I have put some thought into this and here is how I think I would proceed: brew a beer to almost 1.150 and ferment with a mix of belgian strains that should be able to handle up to 15%. Then, I'd add a blend of 6 different Brett strains (Brett brux, claus, lamb, and 'Trois' from White Labs and C1 and C2 from BKYeast) so that, hopefully at least one of those strains can handle the gravity and inhospitable environment. I am also highly considering doing this in a used wine barrel because I think the slow diffusion of oxygen would improve the chances that the Brett would dry it out.

My concern is that following this methodology, I might end up with a beer at 1.000 and 19% abv - very high alcohol and incredibly dry. Would this be a horrible finished product? Would it simply taste like alcohol?

Also, I would include at least 20% wheat in the grist. Am I wrong to expect this to generate a worthy mouthfeel. What other recipe development steps would you take on this beer? How would you bitter something like this - probably not along the lines of a barleywine due to the finishing gravity... right?

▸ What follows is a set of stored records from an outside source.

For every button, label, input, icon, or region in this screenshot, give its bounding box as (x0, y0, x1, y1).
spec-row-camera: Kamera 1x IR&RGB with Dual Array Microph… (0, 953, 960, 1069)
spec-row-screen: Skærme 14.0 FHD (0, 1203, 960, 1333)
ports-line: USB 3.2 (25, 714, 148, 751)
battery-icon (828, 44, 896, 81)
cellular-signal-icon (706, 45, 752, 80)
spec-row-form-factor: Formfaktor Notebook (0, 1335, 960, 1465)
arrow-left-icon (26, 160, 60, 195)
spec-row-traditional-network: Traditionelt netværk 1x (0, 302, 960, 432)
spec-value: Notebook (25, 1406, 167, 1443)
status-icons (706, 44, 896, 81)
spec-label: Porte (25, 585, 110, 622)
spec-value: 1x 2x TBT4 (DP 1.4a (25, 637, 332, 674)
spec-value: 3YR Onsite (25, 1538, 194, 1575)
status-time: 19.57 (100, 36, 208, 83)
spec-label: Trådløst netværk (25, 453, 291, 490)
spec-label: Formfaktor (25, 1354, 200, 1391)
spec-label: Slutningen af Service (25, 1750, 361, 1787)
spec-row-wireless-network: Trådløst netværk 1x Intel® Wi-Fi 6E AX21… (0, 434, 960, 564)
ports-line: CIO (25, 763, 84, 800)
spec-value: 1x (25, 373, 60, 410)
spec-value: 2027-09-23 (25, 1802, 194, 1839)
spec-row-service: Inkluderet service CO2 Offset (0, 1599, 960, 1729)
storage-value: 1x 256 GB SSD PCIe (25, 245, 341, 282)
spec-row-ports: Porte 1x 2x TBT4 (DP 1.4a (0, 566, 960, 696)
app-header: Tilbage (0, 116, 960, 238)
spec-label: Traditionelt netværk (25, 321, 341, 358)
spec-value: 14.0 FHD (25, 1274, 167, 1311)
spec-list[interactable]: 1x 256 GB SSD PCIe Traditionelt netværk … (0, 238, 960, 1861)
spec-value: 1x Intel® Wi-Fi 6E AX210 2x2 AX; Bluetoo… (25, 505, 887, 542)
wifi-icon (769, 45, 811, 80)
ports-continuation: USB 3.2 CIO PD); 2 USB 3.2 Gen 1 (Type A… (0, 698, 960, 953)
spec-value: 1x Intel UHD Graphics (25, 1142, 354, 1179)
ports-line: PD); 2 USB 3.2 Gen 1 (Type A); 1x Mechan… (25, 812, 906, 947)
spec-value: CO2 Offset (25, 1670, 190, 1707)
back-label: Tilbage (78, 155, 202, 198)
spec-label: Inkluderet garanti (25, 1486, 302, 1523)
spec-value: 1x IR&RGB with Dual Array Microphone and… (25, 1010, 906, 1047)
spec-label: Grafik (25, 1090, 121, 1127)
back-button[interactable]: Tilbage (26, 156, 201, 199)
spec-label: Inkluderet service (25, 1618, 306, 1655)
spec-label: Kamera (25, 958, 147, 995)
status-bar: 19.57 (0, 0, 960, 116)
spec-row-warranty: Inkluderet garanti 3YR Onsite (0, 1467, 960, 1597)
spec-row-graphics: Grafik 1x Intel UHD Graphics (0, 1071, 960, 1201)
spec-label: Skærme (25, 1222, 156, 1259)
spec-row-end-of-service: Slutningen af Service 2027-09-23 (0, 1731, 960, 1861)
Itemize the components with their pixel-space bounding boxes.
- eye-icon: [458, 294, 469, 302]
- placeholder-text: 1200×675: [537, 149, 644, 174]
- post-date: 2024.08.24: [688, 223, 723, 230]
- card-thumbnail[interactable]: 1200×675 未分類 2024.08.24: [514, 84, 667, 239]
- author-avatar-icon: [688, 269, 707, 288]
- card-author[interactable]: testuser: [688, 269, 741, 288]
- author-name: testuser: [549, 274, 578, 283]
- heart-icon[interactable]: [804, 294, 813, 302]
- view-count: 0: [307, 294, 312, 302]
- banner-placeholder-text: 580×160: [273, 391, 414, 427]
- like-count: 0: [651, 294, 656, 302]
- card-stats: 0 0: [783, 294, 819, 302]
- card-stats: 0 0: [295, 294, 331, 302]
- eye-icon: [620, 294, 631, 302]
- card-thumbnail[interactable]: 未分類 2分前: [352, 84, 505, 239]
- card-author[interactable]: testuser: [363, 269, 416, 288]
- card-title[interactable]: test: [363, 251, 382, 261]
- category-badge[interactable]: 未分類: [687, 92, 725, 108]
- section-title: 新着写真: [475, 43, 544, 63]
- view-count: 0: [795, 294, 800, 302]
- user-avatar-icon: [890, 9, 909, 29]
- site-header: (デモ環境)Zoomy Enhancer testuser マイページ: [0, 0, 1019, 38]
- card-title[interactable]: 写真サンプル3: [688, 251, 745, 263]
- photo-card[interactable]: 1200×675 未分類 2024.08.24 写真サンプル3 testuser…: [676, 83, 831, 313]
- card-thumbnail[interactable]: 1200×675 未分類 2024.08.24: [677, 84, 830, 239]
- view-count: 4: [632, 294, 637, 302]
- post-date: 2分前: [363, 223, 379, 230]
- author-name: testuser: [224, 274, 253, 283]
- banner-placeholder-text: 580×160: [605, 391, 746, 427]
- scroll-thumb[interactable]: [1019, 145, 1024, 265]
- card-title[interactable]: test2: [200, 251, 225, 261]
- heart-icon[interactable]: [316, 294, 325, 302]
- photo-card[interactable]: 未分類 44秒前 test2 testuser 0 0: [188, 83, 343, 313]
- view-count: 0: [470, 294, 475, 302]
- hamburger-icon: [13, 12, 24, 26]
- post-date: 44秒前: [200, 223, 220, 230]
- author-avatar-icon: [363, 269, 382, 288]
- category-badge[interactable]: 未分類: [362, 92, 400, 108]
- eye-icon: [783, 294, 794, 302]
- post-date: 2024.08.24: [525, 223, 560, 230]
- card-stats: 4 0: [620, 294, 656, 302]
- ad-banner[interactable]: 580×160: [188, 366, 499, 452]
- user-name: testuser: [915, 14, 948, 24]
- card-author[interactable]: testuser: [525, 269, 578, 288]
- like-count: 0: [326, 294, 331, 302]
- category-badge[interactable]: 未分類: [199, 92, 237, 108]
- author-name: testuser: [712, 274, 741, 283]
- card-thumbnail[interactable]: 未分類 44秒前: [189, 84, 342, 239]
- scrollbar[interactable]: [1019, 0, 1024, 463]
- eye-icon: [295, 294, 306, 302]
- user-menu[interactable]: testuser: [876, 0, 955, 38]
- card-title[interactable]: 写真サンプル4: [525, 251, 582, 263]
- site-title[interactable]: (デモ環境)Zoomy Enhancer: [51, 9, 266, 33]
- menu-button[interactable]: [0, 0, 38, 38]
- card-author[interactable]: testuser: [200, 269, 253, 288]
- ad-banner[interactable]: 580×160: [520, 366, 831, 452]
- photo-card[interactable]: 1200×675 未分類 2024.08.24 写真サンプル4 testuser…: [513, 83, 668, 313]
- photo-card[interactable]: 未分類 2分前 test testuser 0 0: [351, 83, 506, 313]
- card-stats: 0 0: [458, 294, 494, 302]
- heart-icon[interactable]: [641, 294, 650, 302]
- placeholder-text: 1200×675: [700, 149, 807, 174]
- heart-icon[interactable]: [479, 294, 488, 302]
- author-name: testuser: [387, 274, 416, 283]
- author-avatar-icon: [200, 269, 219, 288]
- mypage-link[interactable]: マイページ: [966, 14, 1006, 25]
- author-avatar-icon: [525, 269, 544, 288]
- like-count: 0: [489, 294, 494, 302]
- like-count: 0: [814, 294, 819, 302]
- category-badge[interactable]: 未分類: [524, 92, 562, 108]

Brett will rip through sugars but not to that level. . If it finishes below 1.016, I'd be surprised, but that'd still be fairly thin for such a big beer.

It's tabeled now, but I'm sure I'll do it eventually. Instead of spending 30 bucks on assorted Brett colonies and starters. I'd do 50 mL starters with vodka to assess different strains at 15%
 
As just mentioned brett strains can attenuate rather far but I've succeeded in keeping my brett fermented secondary stouts to higher than 1.020. I've used high mash temps, some decoctions to raise mash temps, very high amounts of roasted malts, and long boils. I don't know what technique is primarily responsible for my ability to hold the fermentation higher than 1.020 but I am not changing my methods. Research for higher terminal gravity all points to methods I use but those methods are for saccharomyces fermentations and primarily lager fermentations so I chose to use a taste of everything that can boost final gravity. Plus depending on the strains it may or may not have the ability to ferment further than the single strain brett I've been using for these big beers. Before the days of PCR and DNA classification of microbes one of the methods of differentiation for yeast was sugar metabolism. Some strains produce the enzymes capable of hydrolyzing certain kinds of sugar bonds. So if you had a pure culture it'd only attenuate until all the bonds it could break were used up. If you have a mix of cultures the amount of sugar bonds that can be broken increase which give a possibility of more attenuation than if you used a single high alcohol tolerance strain.

Edit: I'd like to add that this is one of the rare instances I'd advocate a pure strain for the brett. Normally I'm anti-pure strain but in order to have a more predictable level of secondary fermentation I'd forgo the mixed culture.
 
I'm realizing now that I either did not frame the question properly, or this thread is the wrong place to start (restart) this discussion...

I'm going to start a new thread to discuss this.